Mais si on y réfléchit bien, trop d'indices menaient à cette
conclusion terrible : les détails de la vie quotidienne peuvent
faire perdre la raison à un homme. Ces voisins oppressants, qui ne
lui laissent aucun répit et l'accusent de tous les torts. Même
lorsqu'il se fait cambrioler, son propriétaire préfère lui faire
bien comprendre, en insistant biiieeeeeeeen lourdement sur le fait
qu'il a de la chance d'avoir cet appartement, qu'ici seuls les gens
sérieux sont pris, et que Mademoiselle Choule n'aurait jamais laissé
ça arriver.
Comment ne pas comprendre qu'après toutes ces remarques, tous ces
rappels sur le fait que Simone Choule était une locataire modèle,
le pauvre Trelkovsky, qui, dans son délire psychotique (la paranoïa
est une psychose pour rappel), n'a d'autre choix que de devenir
Simone Choule ? En voulant prendre pour exemple la précédente
locataire à tout bout de champ, les voisins le pousse à devenir
comme elle au sens propre. Trevlkovsky se maquille, s'habille, se
coiffe comme elle. Il obéit à cette volonté sous-jacente de la
masse, jusqu'à en oublier sa propre identité. Mais il ne fait pas
que se travestir : son association mentale avec cette
énigmatique Simone Choule se fera jusque dans la mort. Lui aussi
sautera de la fenêtre puisque telle « est » la volonté
des voisins. Son saut se fera aux yeux de tous. La cour deviendra le
théâtre où il interprétera son dernier rôle, sa dernière
pièce : le grand saut vers l'au-delà. Tout y est, les rideaux
rouges, les dorures et ornements aux fenêtres, les voisins
regardant, avides de savoir la chute. Trevlkovsky s'élance et heurte
le sol. La fin ? Non. Plus tôt je vous parlais du fait que l'on
oscille entre la comédie et le drame. Quelques scènes déjà
permettaient de rire devant ce film horrifique (Trevlkovsky tentant de
se rebeller avec sa voix qui part dans les aïgus, la voisine qui
raconte qu'elle a déféqué partout pour se venger, Gérard Jugnot
parlant avec un accent anglais impeccable [oui parce que Popol va
jusqu'à prendre des acteurs français en personnages secondaires,
Jugnot, Balasko, Rufus, Piéplu...]...). Mais là, c'est le bouquet
final ! Trevlkovsky saute, mais ne se tue pas dans sa chute. Alors
que les voisins sont horrifiés de voir que quelqu'un tente encore de
perturber le silence de la résidence, il décide de recommencer.

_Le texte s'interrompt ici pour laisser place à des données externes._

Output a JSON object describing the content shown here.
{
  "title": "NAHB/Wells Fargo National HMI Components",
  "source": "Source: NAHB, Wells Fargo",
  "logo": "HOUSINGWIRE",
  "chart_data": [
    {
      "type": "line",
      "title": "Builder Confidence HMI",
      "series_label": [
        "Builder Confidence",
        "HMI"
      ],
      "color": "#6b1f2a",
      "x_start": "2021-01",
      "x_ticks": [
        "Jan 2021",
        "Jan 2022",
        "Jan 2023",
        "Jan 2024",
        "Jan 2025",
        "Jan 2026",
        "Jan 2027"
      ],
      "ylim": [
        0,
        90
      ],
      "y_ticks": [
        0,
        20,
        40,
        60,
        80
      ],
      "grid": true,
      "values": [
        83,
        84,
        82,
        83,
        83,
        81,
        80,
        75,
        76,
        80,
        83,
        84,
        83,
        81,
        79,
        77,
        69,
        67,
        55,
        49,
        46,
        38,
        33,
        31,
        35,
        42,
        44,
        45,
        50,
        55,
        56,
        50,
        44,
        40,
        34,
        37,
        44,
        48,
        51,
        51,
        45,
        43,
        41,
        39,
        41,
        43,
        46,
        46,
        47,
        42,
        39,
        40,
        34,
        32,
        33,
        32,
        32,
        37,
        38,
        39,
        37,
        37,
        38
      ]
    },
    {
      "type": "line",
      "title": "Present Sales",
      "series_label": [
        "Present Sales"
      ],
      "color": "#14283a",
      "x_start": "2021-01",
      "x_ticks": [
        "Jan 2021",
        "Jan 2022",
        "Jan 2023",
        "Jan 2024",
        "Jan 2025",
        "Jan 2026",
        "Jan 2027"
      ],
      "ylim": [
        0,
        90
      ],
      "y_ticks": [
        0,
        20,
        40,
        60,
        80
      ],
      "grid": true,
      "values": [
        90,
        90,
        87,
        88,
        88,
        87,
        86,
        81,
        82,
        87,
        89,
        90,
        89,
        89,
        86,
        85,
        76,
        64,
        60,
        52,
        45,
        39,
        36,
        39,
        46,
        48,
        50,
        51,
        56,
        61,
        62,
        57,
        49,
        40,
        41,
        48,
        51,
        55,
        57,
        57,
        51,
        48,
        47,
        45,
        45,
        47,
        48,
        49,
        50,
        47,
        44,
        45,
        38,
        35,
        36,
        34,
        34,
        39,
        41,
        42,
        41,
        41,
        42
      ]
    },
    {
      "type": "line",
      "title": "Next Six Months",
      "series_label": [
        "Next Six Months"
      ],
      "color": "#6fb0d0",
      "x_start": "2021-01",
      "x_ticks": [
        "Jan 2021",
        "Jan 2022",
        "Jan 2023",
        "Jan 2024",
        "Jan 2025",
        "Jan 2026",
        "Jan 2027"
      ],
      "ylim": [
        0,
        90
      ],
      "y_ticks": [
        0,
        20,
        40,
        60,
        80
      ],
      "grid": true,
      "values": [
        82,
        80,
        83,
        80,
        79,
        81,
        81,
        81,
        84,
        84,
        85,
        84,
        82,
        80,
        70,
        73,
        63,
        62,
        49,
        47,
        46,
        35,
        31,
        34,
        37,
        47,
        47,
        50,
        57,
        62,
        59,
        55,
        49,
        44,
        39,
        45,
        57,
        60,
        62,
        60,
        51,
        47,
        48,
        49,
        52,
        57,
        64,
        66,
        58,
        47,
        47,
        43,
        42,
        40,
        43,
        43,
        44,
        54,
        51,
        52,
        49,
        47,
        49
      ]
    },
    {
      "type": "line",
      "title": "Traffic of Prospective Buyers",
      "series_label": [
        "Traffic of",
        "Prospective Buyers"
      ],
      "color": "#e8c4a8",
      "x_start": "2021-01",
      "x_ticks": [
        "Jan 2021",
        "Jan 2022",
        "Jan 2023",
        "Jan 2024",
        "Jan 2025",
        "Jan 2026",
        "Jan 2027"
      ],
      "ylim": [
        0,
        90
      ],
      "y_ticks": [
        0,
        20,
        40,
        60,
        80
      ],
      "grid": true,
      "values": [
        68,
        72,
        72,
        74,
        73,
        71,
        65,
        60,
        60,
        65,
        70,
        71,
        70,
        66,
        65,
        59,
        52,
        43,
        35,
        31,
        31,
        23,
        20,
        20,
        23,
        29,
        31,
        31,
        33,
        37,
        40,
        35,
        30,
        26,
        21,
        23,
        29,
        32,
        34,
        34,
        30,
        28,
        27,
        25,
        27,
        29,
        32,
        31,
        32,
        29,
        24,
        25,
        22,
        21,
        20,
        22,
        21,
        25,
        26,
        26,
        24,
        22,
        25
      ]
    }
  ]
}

Pour mettre encore plus de sang partout. « C'était mieux la
première fois,hein ? »... Cette réplique!
Comment ne pas exploser de rire ? Trevlkovsky, tente tant bien que
mal de retourner à sa chambre pour ressauter. Cette fois-ci sera la
bonne. On le retrouve alors dans la même situation que Simone
Choule au tout début du film : emplâtré, démembré. Le
malheureux se revoit alors lors de sa première rencontre avec Simone
Choule. Elle dans ce lit d'hôpital, lui à son chevet. Et tout le
génie de Popol est que, l'ultime cri du héros est le même que
celui de Simone Choule. Jusqu'au bout Trevlkovsky croira être Simone
Choule, et jusqu'au bout le spectateur pourra alimenter de multiples
thèses dans sa tête. Multiples car, en plus du complot et de la
paranoïa, la thèse de la boucle temporelle n'est pas à écarter.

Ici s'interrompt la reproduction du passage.